Monday, January 18, 2010
I should rename the blog, but the lack of resulting confusion would be no fun
Well, I thought there was a strong possibility that I would end up back in Houston after a nice break living back in Michigan. That seems to no be in the cards anymore though, and as the great saying goes, when one door closes, don't pinch your fingers. So onward with the adventures of Laura in where ever she finds herself. This week, that means a road trip with Merry Beth to Maryland! I'm extremely excited to get the doctoral auditions underway, but also equally excited to spend some quality time singing loudly in the car with MB. Don't worry, she's in charge of navigation.
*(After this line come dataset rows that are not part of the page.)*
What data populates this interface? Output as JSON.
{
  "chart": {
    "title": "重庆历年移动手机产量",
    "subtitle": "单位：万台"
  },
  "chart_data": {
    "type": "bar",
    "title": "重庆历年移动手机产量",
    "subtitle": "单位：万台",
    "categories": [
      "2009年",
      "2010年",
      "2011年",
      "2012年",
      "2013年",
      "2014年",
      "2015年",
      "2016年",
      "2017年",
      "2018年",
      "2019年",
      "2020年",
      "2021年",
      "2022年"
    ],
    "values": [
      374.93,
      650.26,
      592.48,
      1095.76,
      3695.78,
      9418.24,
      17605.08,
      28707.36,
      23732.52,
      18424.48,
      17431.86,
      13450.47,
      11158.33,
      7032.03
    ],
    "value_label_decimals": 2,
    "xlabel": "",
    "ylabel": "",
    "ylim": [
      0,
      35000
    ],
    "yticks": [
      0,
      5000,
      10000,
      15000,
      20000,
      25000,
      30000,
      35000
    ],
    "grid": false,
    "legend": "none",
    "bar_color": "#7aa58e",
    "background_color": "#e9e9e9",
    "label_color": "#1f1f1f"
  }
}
You know you've been friends a long time when you don't even have to tell her she's in charge of navigation. To put Laura in charge of navigation would be such a hysterical joke, no one would even consider it a possibility. I was momentarily navigating on the 24 hour drive down to Houston, only to miss the ONE turn in the first 18 hours of the trip due to an enthralling game of 20 questions with Kal. Go ahead, ask him about it. He remembers! So anyway, wish me luck!!!!
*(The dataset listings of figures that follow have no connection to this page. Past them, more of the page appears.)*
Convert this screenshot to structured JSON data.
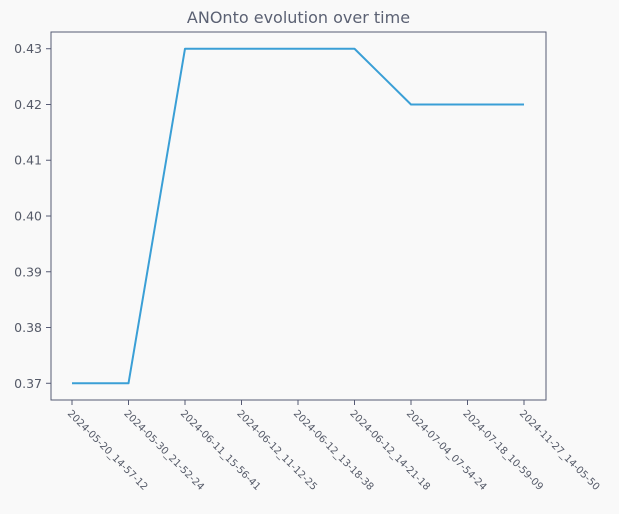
{
  "chart_data": {
    "type": "line",
    "title": "ANOnto evolution over time",
    "xlabel": "",
    "ylabel": "",
    "categories": [
      "2024-05-20_14-57-12",
      "2024-05-30_21-52-24",
      "2024-06-11_15-56-41",
      "2024-06-12_11-12-25",
      "2024-06-12_13-18-38",
      "2024-06-12_14-21-18",
      "2024-07-04_07-54-24",
      "2024-07-18_10-59-09",
      "2024-11-27_14-05-50"
    ],
    "series": [
      {
        "values": [
          0.37,
          0.37,
          0.43,
          0.43,
          0.43,
          0.43,
          0.42,
          0.42,
          0.42
        ],
        "color": "#3a9fd6"
      }
    ],
    "ylim": [
      0.367,
      0.433
    ],
    "yticks": [
      0.37,
      0.38,
      0.39,
      0.4,
      0.41,
      0.42,
      0.43
    ],
    "ytick_labels": [
      "0.37",
      "0.38",
      "0.39",
      "0.40",
      "0.41",
      "0.42",
      "0.43"
    ],
    "grid": false,
    "legend": "none"
  }
}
Thursday, December 17, 2009
special michigan update
I obviously never intended this to center only around creepy crawly things, but I find myself settled back in Michigan, only to find a GIANT SPIDER in my house! I know I have a tendency to exaggerate stories in an effort to make them more entertaining, but in the interest of pure accuracy, I will present actual facts for once. The spider, though I thought it was a tarantula at the time, was a wolf spider, about the size of half of my palm and very very fuzzy. I was alone at the time of discovery, and used prior knowledge of a bucket, a shoe and a glove, as adapted from the Houston lizard tongs, bucket, and shirt scenario. I did manage to get the spider (let's call him mortimer in hopes of making him seem cute and non threatening so I have a hope of sleeping ever again) outside without giving myself a heart attack, though some shaking was involved. I did consider standing in the room, on the table of course, and waiting until someone else got home to take care of it, but I had rehearsal and this counts as the ultimate example of the show must go on. I considered just walking away, but the only thing worse than a huge spider in your house, i's a lost huge spider in your house. The alarming end to mortimer is that I couldn't find him outside a few minutes later. I'm telling myself he's well on his way to a warmer land... maybe mars for example.
Friday, May 9, 2008
why 110 degrees is ridiculous
It was 91 degrees today with a heat index of 110. What is a heat index? It's how hot it actually feels with the humidity. That is too damn hot. Seriously, hot. In the car, hot. Outside, hot. Inside, hot. In the freezer, not hot, but not safe either if you remember that one punky brewster episode where she gets stuck in the fridge and dies... maybe she doesn't die, but I think that was the moral of the story. So the only way to deal with this is to flee the state. Sadly I have to wait two weeks to do this, but as long as I don't melt before that, things should be great.